Dr Kumar continued: “This initiative is not about stopping people going to A&E when they need to, but it is about educating people and promoting the different services available and, importantly, how and when to access them. It is also contributing to the vital rapport needed between a patient and their GP.”
The initiative has been expanded over the past 6 months. 13 practices, across 4 PCNS within Frimley ICS are now using a Standard Operating Model developed from lessons learned by Dr Kumar during the pilot.
Dashboard views have been enhanced following feedback from other GPs now participating. This includes the addition of a Red Amber Green (RAG) status, with green being a patient who is generally well, to red, someone, for example, with complex needs / multiple long-term conditions for easier triaging.
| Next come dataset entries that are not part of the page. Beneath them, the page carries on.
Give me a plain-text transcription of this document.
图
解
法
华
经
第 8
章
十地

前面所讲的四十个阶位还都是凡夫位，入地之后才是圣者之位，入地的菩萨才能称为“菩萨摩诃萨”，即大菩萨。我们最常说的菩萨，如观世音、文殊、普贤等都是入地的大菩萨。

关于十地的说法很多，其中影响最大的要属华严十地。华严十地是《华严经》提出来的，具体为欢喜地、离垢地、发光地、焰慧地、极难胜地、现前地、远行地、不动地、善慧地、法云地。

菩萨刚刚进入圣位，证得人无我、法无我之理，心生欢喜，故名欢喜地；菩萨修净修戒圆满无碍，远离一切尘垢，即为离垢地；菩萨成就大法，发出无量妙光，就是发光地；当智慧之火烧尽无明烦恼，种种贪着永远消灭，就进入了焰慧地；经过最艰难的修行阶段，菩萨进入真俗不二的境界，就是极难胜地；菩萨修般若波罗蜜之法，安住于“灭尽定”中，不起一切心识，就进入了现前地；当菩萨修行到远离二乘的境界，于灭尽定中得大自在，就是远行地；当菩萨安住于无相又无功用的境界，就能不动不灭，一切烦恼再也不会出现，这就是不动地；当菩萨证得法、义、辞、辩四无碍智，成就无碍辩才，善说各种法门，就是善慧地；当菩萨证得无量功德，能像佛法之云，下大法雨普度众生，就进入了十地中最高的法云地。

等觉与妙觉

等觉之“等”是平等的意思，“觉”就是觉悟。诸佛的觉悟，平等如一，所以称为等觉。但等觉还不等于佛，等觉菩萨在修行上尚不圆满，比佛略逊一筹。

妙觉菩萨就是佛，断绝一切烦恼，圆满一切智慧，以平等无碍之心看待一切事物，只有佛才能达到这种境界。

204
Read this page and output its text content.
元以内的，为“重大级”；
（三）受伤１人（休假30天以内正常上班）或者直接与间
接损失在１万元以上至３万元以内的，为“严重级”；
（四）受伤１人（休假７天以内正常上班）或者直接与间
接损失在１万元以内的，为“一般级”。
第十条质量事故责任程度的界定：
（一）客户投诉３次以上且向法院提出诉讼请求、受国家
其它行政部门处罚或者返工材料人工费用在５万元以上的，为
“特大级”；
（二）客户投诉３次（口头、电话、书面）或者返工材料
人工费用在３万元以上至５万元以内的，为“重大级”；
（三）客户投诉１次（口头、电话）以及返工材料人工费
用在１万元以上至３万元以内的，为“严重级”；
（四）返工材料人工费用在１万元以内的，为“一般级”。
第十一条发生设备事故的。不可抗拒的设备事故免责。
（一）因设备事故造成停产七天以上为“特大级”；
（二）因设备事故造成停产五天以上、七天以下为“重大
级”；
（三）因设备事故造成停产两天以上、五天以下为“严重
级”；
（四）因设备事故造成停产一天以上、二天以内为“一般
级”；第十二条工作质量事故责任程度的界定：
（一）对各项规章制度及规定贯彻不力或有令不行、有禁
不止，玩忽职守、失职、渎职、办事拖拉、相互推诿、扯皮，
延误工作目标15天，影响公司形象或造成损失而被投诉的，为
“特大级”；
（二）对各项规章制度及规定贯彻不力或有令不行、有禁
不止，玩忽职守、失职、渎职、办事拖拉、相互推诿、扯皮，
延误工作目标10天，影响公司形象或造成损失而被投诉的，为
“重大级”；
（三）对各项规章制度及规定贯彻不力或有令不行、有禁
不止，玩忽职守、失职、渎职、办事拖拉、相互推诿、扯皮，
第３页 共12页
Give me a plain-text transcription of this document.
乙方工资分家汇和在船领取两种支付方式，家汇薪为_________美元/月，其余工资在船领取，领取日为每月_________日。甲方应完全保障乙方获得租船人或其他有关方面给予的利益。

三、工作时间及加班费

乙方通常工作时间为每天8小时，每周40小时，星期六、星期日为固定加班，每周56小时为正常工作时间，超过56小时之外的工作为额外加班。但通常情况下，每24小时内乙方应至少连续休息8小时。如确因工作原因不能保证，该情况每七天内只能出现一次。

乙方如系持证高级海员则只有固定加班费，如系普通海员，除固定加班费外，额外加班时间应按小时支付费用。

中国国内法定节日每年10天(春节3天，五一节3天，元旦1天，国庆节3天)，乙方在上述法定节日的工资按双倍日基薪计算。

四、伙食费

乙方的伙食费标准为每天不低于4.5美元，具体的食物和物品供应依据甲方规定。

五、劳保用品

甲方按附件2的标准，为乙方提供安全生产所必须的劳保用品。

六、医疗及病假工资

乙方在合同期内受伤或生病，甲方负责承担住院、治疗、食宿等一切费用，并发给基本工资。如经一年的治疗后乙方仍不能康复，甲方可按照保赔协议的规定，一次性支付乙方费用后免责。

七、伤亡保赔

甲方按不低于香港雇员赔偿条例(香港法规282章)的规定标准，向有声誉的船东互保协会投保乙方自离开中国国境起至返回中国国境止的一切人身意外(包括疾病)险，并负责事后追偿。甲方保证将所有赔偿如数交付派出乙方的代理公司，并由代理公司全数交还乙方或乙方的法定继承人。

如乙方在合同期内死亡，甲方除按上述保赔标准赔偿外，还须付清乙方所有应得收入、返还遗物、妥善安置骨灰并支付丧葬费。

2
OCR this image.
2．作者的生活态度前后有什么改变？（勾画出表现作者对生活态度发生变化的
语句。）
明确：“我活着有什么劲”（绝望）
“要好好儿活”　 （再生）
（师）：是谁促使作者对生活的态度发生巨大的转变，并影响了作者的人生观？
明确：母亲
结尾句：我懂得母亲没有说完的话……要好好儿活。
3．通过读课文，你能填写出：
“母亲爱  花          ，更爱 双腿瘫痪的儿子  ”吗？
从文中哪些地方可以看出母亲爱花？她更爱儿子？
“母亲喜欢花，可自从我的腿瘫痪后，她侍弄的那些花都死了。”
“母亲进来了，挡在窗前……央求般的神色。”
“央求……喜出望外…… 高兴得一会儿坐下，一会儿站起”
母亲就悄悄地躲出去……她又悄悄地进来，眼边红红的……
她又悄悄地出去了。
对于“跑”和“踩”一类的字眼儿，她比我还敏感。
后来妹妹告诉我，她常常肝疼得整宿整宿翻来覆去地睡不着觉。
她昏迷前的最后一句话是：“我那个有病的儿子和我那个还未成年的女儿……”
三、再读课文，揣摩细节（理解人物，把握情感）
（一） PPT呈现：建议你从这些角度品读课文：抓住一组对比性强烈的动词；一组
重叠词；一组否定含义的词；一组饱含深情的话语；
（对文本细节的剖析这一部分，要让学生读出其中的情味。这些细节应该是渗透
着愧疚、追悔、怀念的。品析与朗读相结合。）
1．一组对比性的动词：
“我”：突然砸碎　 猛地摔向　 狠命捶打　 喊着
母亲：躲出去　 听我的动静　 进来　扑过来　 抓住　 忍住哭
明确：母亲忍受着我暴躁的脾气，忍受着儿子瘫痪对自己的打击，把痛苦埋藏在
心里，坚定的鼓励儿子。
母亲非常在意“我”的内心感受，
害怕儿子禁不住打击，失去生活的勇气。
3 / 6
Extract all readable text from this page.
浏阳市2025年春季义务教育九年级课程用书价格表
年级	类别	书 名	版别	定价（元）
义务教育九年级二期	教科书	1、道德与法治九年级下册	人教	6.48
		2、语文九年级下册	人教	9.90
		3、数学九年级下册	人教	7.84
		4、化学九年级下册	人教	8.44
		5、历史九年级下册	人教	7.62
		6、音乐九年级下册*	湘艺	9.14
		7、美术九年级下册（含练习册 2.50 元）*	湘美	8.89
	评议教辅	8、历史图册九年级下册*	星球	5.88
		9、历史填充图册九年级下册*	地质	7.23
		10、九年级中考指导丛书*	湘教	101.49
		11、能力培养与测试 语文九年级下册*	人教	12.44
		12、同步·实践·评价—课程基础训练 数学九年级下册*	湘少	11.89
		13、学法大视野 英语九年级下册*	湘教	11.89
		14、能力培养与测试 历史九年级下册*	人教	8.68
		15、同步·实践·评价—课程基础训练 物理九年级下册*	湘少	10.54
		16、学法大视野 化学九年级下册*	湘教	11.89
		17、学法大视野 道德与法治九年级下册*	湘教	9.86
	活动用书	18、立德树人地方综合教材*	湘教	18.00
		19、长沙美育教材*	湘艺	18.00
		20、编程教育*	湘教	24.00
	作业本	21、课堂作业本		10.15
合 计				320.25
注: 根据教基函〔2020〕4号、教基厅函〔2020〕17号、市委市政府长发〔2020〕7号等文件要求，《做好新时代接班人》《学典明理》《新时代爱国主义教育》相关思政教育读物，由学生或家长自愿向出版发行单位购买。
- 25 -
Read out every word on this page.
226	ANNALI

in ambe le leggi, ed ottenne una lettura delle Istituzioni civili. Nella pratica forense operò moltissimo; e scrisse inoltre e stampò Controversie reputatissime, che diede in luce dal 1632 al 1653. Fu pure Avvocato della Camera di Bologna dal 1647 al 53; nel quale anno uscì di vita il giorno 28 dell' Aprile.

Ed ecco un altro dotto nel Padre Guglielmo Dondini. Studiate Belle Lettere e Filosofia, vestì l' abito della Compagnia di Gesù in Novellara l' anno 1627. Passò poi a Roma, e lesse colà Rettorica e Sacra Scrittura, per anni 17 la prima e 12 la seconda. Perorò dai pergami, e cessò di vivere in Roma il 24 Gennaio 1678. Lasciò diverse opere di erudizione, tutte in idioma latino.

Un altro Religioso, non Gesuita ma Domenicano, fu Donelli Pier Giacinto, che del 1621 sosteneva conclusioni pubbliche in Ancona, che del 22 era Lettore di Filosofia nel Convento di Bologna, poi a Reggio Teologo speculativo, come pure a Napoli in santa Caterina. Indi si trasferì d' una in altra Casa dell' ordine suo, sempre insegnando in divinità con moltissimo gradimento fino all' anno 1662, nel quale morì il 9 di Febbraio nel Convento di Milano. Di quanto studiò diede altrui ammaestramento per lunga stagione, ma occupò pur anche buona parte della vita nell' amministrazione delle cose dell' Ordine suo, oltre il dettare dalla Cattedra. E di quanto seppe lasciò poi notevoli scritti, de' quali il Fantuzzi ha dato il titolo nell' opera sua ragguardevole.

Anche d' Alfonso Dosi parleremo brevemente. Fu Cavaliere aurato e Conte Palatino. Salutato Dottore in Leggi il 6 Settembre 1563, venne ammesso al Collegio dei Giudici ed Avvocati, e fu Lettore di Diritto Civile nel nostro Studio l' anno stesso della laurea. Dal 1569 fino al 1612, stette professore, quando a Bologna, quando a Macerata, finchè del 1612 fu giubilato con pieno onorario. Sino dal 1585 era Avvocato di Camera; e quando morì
This relatively simple solution and intervention is not only alleviating pressure on A&E departments but means better continuity of care for patients. They all responded positively, re-assured to be contacted by their GP and keen to understand what other, more appropriate, services could be used and when.
Dr Tariq Darr, GP, got involved when the project expanded. He said: “It has been fascinating to see which of my patients are attending A&E and be able to contact them whilst they wait. They are surprised to hear from me, but very impressed that I can do this. Feedback has been very positive so far.
One patient was fairly new to the country and presented to A&E with a lump on her neck, assuming this was the best place to go. After careful assessment talking to her and looking at her records, I felt it was clinically safe for her to see me back in the surgery. It was the right decision, and she was very grateful for that.”